May 30-June 2, 2025: Fabio Luisi leads the DSO and Dallas Symphony Chorus in performances of Mahler’s transcendent Second Symphony, which holds special significance for Dallas symphony-goers as the first subscription concert ever performed at the newly opened Morton H. Meyerson Symphony Center in 1989 under former Music Director Eduardo Mata.
Cherished Classics
Popular symphonic works spanning the entire season include:
- Elgar’s Enigma Variations (November 1 – 3, 2024)
- Mozart Symphony No. 41, “Jupiter” (November 22 – 24, 2024)

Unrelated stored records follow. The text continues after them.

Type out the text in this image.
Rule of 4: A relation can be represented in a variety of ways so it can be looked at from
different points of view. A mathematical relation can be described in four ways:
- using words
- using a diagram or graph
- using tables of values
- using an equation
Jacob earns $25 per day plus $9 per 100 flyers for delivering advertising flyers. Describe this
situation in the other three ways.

- Dvořák Symphony No. 9, “From the New World” (November 29 – December 1, 2024)
- Berlioz’s Symphonie fantastique (January 23 – 26, 2025)

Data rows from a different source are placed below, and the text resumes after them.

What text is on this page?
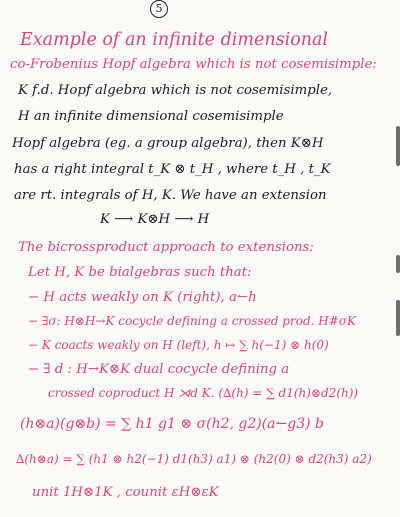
5
Example of an infinite dimensional
co-Frobenius Hopf algebra which is not cosemisimple:
K f.d. Hopf algebra which is not cosemisimple,
H an infinite dimensional cosemisimple
Hopf algebra (eg. a group algebra), then K⊗H
has a right integral t_K ⊗ t_H , where t_H , t_K
are rt. integrals of H, K. We have an extension
K ⟶ K⊗H ⟶ H
The bicrossproduct approach to extensions:
Let H, K be bialgebras such that:
− H acts weakly on K (right), a↼h
− ∃σ: H⊗H→K cocycle defining a crossed prod. H#σK
− K coacts weakly on H (left), h ↦ ∑ h(−1) ⊗ h(0)
− ∃ d : H→K⊗K dual cocycle defining a
crossed coproduct H ⋊d K. (∆(h) = ∑ d1(h)⊗d2(h))
(h⊗a)(g⊗b) = ∑ h1 g1 ⊗ σ(h2, g2)(a↼g3) b
∆(h⊗a) = ∑ (h1 ⊗ h2(−1) d1(h3) a1) ⊗ (h2(0) ⊗ d2(h3) a2)
unit 1H⊗1K , counit εH⊗εK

- Beethoven Symphonies No. 5 (February 6 – 9, 2025)
- Beethoven Symphones No. 3, “Eroica” (May 22 – 24, 2025)
- Stravinsky’s Rite of Spring (April 10 -12, 2025)
- Mendelssohn’s Symphony No. 3, “Scottish” (April 17 – 19, 2025)
Recordings
The DSO will record several performances this season for future commercial release on its in-house label DSO Live, including Brahms Symphony No. 4, the final installment in the orchestra’s initiative with Fabio Luisi to record all four of the Romantic composer’s symphonies. The orchestra will also record Sophia Jani’s new work, Arlene Sierra’s Kiskadee and Julia Perry’s Stabat Mater.
Pops Series
Principal Pops Conductor Jeff Tyzik will lead the DSO in three concerts within the Pops Series Presented by Capital One.
- September 20-22, 2024: Twist and Shout: The Music of The Beatles
- February 21-23, 2025: Let's Groove Tonight: Motown & the Philly Sound
- May 9-11, 2025: A Night of Latin Music,featuring an all-star lineup of artists including Grammy Award-winning Argentine bandoneón player Héctor Del Curto, singer/songwriter/guitarist Edna Vázquez and Argentine master dancers Celina Rotundo and Hugo Patyn.
November 8-10, 2024: Chart-topping piano artist Lara Downes joins the DSO to perform A Lovesome Thing: Billy Strayhorn Suite, a work co-commissioned by the DSO and premiered by her in 2022 with the Boston Pops.
Movies-in-concert
- August 29-September 1, 2024: Harry Potter & The Goblet of Fire
- December 20-22, 2024: Holiday classic Elf
- April 25-27, 2025: The Princess Bride
Supported, in part, by funds from the Office of Arts & Culture, City of Dallas, Dallas Symphony Orchestra presents more than 150 orchestra concerts annually at the Morton H. Meyerson Symphony Center, and also offers more than 200 concerts in neighborhoods throughout Dallas.